Emekli Amiral Doç. Dr. Cihat Yaycı
Son sözü baştan söyleyelim; “Ukrayna, ABD ve Batı’nın ipi ile kuyuya inmiştir. ABD ve Batılı devletler ipi de kuyuya atarak kaçmışlar, Ukrayna da kuyuda kalmıştır. Zira ABD, İngiltere ve Kanada diplomatik misyonlarındaki görevli personelini ve Ukrayna’da bulundurdukları askerleri tahliye etmiştir.”
ABD; ‘Ukrayna her an işgal edilebilir ve biz de askerlerimizi geri çekiyoruz’ şeklinde çok net bir açıklama yaparak, Ukrayna’dan ayrılmıştır. Askerlerini ve diplomatik görevlilerinin büyük kısmını çeken ABD, İngiltere ve Kanada NATO üyesi devletlerdir. Üstüne üstlük ABD; ‘biz ABD ve müttefikleri olarak, NATO olarak Rusya’nın Ukrayna’yı işgal etmesi durumunda gerekli tepkiyi vereceğiz’ diye açıklama yapıyor ama gerekli tepkiyi vereceğiz derken arkasından tepkinin kapsamını “diplomatik ve caydırıcı olarak” diye açıklıyor.
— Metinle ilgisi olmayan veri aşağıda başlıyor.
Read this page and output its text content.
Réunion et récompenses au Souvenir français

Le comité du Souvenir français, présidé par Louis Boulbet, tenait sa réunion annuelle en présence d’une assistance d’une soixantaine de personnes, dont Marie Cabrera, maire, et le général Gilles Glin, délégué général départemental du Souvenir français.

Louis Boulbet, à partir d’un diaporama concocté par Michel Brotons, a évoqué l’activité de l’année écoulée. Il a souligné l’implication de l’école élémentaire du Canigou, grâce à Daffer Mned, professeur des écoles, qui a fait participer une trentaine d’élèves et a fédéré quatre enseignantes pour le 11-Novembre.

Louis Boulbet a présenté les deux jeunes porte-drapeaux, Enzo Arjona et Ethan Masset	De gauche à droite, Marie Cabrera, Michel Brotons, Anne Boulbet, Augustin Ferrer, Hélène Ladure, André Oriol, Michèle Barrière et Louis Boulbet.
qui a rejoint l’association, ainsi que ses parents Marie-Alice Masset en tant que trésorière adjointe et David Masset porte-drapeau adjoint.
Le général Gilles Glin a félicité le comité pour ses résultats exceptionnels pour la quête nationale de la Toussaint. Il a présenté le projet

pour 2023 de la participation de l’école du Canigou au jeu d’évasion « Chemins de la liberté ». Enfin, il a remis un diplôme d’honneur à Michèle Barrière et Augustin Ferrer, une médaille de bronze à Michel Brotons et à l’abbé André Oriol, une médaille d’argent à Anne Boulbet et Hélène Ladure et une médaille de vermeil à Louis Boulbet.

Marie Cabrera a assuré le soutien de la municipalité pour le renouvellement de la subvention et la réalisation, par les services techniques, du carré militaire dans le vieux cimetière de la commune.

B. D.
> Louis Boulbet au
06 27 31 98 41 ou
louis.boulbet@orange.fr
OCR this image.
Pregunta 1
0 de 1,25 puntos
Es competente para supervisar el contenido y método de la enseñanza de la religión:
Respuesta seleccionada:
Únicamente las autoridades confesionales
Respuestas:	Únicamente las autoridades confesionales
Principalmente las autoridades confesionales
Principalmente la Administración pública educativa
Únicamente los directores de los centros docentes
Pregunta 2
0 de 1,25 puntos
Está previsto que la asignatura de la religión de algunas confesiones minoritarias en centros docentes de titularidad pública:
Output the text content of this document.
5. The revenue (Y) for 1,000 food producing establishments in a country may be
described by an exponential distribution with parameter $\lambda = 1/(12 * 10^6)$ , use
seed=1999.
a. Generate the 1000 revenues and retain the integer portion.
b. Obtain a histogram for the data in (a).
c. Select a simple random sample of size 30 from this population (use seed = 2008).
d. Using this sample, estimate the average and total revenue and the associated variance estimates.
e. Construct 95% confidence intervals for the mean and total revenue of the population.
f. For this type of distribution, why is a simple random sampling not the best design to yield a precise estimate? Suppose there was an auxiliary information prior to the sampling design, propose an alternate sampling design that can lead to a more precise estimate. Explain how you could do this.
Ukrayna’ya destek vermesi gereken ABD ve NATO gemileri neredeler? İlk andan beri aklı başında hiç kimse bu dar denize kriz ve çatışma durumlarında önemli deniz unsurunu asla sokmaz dedik, haklı çıktık. Bu aslında Rusya ve Batı arasındaki zımni bir anlaşmanın belirtisidir. Ukrayna gözden çıkartılmıştır. Zira Rusya Devlet Başkanı Vladimir Putin 21 Şubat 2022 gecesi Donetsk ve Luhansk’ın bağımsızlığını tanıyan kararı onayladı. Ardından Rus ordusu ‘Barış Gücü Operasyonları’ adı altında Donetsk ve Luhansk’ı işgal etti. Ancak ortada henüz tarafların savaş ilanı olmadı. Ruslar Donetsk ve Luhansk’ı işgal ederken de Kırım’da uyguladıkları klasik taktikleri çerçevesinde hareket ettiler. Yani; bölgede karışıklık çıkart, bağımsızlık ilan edilmesini sağla, ilhak kararı aldır, ilhak kararını kabul ederek Rus toprağı ilan et.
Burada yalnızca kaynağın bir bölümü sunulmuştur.